Why it matters: Apple says it reviews well over 100,000 apps and app updates every week, of which only 60 percent make it through thanks to a strict vetting process. However, scam apps still manage to thrive on the App Store and generate a significant amount of revenue for both their developers as well as the Cupertino giant which gets a commission on every sale.
Scam apps are nothing new, but Apple and Google have yet to develop a proper solution to prevent them from making it into their mobile app stores. The most recent estimate is that developers of fleeceware apps raked in $400 million from unsuspecting users in recent years.
Fleeceware apps do not fit the definition of malware as they don't take control of your device or steal any of your data. However, this is exactly what allows them to slip through the cracks in the Play Store and App Store review processes. It also doesn't help that some of these apps do include some useful functionality that helps them look legitimate.
Most fleeceware comes with a short free trial period, after which users are charged a recurring fee that can add up to a high amount over time. The reason this scheme works so well is that people usually either forget to cancel those subscriptions or simply assume that uninstalling the offending apps will automatically end the corresponding subscriptions.
Google's Play Store is known to have a less strict app vetting process, but fleeceware can make its way into Apple's App Store. The latter company is usually quick to tout the benefits of an app store governed by more stringent rules and has even added a feature for reporting scam apps. Still, fleeceware developers have been taking advantage of the free trial mechanism of the App Store and continue to do so today.
According to a report from VPNCheck, no less than 84 fraudulent iOS apps still thrive a year after being discovered by security firm Avast. Together, these apps make over $100 million in annual revenue if we go by SensorTower figures.
This means that over half of the most prominent fleeceware apps are still active and sometimes even get featured in the top paid apps list. Last month, 7.2 million people downloaded one or more of these, generating revenue of over $8 million in just a few weeks. And this doesn't take into account other apps like AmpMe and StringVPN that have been able to fly under the radar for years.
To put things in context, the App Store generates around $60 billion per year in sales. Apple makes a commission on every sale (between 15 and 30 percent), which has been the subject of hot debate and legal action in recent years. Fleeceware may only represent a small portion of the overall sales, but the Cupertino giant does get a cut of that, too.

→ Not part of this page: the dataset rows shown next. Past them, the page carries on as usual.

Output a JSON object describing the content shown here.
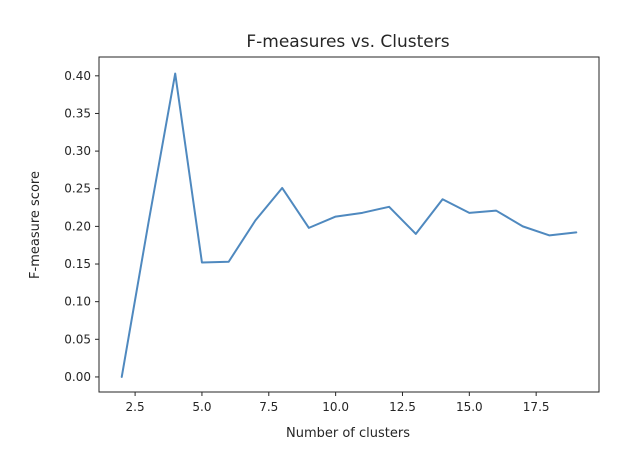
{
  "chart_data": {
    "type": "line",
    "title": "F-measures vs. Clusters",
    "xlabel": "Number of clusters",
    "ylabel": "F-measure score",
    "xlim": [
      1.15,
      19.85
    ],
    "ylim": [
      -0.02,
      0.425
    ],
    "xticks": [
      2.5,
      5.0,
      7.5,
      10.0,
      12.5,
      15.0,
      17.5
    ],
    "xtick_labels": [
      "2.5",
      "5.0",
      "7.5",
      "10.0",
      "12.5",
      "15.0",
      "17.5"
    ],
    "yticks": [
      0.0,
      0.05,
      0.1,
      0.15,
      0.2,
      0.25,
      0.3,
      0.35,
      0.4
    ],
    "ytick_labels": [
      "0.00",
      "0.05",
      "0.10",
      "0.15",
      "0.20",
      "0.25",
      "0.30",
      "0.35",
      "0.40"
    ],
    "grid": false,
    "series": [
      {
        "color": "#4f89bf",
        "x": [
          2,
          3,
          4,
          5,
          6,
          7,
          8,
          9,
          10,
          11,
          12,
          13,
          14,
          15,
          16,
          17,
          18,
          19
        ],
        "y": [
          0.0,
          0.205,
          0.403,
          0.152,
          0.153,
          0.208,
          0.251,
          0.198,
          0.213,
          0.218,
          0.226,
          0.19,
          0.236,
          0.218,
          0.221,
          0.2,
          0.188,
          0.192
        ]
      }
    ]
  }
}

It also doesn't help that fleeceware blends very well among normal apps, thanks in no small part to a flood of positive reviews that are generated when the offending apps first hit the App Store as freeware. Developers then add the subscription as a requirement for continued use beyond a limited free trial period (usually a few days). However, users who wish to cancel find it difficult to do so and usually need to freeze payments from their bank account to solve the issue.
When zooming out from the grim picture of fleeceware, we find the App Store is host to several gambling apps posing as kids' games, as well as apps that can scam users out of their cryptocurrency investments by posing as "official" apps for services that don't have one. Millions of teens looking for "alternatives" to big social media apps get drawn to apps like NGL, which use bots to generate engagement and convince users to part with money for seemingly broken "premium" features.
Some governments are working on regulations to enforce a so-called "code of practice" for better app store security, but progress on that front has been slow. The only solution at hand for consumers is to research any app that you're tempted to download. Furthermore, you should look for any free alternatives or paid apps that only require a one-time payment to access their full feature set.